Another opportunity is hyper-personalized health and wellness plans generated by language models analysing a customer's medical records and health history. This could identify specific diets, exercises, lifestyle changes matched to the customer's conditions, demographic profile, and risk factors. The wellness plans can even be iteratively refined based on the customer's natural language feedback on their experience.
More broadly, large language models can digest volumes of unstructured data from weather forecasts, traffic patterns, social media trends, financial indicators, and more to derive unique contextual signals that feed into parametric insurance products covering very specific real-world events and risks. This enables highly customizable and relevant insurance tailored to individual behaviors and needs.
Language models can also generate creative pricing models and personalised policy terms using conversational interfaces. This empowers insurers to experiment with innovative products and underwriting approaches that are data-driven and responsive to each customer's profile and actions.

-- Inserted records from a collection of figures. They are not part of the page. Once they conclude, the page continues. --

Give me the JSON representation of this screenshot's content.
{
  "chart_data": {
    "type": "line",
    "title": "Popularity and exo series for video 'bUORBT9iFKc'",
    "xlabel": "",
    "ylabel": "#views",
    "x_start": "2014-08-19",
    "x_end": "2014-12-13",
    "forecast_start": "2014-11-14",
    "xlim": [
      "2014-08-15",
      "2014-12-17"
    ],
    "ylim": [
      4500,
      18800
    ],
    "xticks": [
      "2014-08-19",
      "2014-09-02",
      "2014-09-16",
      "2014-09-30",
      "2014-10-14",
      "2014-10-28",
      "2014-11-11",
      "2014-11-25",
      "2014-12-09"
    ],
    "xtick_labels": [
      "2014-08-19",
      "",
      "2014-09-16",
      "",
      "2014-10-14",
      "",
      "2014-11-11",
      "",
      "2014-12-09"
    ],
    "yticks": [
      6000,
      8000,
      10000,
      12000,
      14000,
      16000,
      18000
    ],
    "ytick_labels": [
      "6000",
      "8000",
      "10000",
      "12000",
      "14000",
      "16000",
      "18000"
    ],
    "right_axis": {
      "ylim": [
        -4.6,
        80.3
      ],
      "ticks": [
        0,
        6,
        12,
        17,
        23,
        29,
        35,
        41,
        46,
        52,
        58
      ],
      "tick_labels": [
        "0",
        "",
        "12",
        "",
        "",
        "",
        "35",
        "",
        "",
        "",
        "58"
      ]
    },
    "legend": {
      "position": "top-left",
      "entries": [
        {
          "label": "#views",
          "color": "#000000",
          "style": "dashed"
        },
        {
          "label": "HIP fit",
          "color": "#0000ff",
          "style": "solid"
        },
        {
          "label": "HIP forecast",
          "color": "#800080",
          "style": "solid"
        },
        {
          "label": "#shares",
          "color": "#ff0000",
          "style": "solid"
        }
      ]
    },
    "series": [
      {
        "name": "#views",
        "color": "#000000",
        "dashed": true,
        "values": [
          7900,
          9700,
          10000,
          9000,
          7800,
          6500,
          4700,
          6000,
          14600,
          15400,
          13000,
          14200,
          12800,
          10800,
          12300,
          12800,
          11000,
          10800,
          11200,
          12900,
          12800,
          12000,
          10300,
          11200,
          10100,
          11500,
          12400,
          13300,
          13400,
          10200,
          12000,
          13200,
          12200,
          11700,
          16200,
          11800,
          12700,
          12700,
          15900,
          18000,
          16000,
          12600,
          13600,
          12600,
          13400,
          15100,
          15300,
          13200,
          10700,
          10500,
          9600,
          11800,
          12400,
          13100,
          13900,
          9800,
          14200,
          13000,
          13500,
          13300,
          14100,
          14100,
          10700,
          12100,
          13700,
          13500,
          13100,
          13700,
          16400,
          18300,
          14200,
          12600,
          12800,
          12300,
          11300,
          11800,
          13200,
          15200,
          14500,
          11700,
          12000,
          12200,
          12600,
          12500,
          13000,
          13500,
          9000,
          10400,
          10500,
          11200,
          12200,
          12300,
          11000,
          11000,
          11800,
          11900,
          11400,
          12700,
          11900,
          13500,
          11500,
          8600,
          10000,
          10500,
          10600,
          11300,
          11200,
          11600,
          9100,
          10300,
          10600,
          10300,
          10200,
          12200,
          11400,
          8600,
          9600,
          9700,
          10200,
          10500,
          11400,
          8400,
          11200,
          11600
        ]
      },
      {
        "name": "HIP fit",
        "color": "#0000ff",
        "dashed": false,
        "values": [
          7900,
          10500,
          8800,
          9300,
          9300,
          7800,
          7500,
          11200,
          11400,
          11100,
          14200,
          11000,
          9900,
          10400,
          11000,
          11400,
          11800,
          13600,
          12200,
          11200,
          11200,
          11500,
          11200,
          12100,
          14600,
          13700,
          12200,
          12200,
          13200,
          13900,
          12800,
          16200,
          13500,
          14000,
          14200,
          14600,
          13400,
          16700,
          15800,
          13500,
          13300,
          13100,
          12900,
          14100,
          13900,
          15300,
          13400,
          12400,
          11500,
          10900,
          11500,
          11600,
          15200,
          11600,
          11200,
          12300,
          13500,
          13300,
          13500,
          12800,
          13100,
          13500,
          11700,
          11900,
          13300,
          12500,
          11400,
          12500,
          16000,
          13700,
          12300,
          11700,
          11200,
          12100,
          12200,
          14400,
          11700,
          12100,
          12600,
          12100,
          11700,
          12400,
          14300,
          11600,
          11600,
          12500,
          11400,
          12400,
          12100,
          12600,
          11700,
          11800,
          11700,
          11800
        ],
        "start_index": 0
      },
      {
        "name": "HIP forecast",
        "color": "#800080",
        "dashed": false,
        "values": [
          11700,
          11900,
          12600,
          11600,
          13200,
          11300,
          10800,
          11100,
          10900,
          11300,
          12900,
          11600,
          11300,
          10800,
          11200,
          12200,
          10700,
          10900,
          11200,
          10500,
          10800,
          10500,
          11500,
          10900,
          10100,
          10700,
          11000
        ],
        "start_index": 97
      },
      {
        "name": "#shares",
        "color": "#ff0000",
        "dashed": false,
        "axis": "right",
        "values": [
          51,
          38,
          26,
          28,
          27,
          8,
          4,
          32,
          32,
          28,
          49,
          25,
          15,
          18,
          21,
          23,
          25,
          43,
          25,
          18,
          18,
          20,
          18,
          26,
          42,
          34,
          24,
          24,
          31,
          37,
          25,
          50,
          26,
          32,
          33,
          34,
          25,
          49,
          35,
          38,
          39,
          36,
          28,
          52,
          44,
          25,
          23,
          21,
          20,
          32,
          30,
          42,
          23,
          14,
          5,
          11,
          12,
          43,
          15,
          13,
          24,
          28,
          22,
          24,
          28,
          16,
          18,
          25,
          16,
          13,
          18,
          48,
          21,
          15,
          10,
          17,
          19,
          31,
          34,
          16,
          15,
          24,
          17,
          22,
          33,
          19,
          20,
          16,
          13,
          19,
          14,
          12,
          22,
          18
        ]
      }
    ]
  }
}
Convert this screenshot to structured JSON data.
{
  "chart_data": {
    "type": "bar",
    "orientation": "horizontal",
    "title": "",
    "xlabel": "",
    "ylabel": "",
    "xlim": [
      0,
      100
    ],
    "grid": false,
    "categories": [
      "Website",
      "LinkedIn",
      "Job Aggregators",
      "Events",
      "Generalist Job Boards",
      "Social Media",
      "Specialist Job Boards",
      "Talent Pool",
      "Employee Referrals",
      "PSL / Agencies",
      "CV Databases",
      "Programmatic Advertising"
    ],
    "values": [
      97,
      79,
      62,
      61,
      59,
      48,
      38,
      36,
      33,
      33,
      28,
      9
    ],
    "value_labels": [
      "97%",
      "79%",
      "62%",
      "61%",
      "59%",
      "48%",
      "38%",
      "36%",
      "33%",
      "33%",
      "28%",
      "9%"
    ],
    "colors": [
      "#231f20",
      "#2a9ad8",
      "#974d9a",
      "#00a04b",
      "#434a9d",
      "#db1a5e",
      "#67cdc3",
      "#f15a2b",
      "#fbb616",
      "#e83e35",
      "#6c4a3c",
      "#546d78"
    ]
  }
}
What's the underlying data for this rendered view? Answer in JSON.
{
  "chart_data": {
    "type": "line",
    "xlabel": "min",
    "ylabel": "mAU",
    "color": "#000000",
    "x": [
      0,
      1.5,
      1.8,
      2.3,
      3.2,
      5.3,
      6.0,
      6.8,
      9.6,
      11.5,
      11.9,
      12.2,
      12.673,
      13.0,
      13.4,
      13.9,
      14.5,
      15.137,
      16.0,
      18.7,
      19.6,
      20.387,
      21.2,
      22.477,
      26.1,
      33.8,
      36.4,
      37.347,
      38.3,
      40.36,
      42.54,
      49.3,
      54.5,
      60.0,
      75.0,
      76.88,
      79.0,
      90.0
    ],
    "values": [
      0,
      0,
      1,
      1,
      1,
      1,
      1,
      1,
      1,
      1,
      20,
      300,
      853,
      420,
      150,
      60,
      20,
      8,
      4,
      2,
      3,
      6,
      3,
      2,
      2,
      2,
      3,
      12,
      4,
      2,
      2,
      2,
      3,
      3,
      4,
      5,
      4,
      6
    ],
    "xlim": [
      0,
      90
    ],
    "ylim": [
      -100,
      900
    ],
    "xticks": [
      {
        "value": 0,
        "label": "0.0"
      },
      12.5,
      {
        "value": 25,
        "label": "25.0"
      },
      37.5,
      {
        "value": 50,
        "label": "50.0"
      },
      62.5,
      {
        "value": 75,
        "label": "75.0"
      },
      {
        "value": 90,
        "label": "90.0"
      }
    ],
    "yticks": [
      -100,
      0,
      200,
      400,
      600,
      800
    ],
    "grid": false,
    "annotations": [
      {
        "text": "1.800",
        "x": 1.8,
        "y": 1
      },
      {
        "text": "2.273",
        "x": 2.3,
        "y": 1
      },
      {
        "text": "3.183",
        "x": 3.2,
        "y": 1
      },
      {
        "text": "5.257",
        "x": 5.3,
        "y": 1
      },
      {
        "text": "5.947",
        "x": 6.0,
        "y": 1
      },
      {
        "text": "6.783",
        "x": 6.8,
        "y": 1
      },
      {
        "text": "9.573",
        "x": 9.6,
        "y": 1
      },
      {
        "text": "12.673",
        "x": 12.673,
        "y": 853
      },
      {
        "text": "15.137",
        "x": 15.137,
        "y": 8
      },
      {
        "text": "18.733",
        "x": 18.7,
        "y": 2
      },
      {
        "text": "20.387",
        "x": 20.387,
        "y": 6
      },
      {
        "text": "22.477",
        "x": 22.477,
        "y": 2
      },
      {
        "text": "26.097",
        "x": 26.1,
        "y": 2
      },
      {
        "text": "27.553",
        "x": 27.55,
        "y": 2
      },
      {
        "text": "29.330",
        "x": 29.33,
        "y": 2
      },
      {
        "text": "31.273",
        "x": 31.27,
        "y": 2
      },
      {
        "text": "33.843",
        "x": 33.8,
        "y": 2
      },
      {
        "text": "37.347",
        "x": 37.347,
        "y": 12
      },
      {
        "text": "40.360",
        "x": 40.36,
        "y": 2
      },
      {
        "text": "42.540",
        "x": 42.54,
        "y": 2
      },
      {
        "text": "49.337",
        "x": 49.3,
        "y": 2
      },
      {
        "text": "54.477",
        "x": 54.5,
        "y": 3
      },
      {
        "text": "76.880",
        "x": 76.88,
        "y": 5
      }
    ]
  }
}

In summary, insurers can leverage large language models to create the next generation of insurance that is live, contextual, personalized, and creatively tailored to the customer. This unlocks immense potential for product innovation beyond traditional insurable risks.
As evident, large language models have vast potential to transform nearly every aspect of the insurance industry. From improving customer experience to reducing costs and fraud risk, AI-driven automation will enable increased efficiency and competitive advantage. Insurance companies that embrace these technologies early on will be well-positioned to disrupt the market.
Overall, it is an exciting time for insurance as AI propels the sector into a new technology driven era.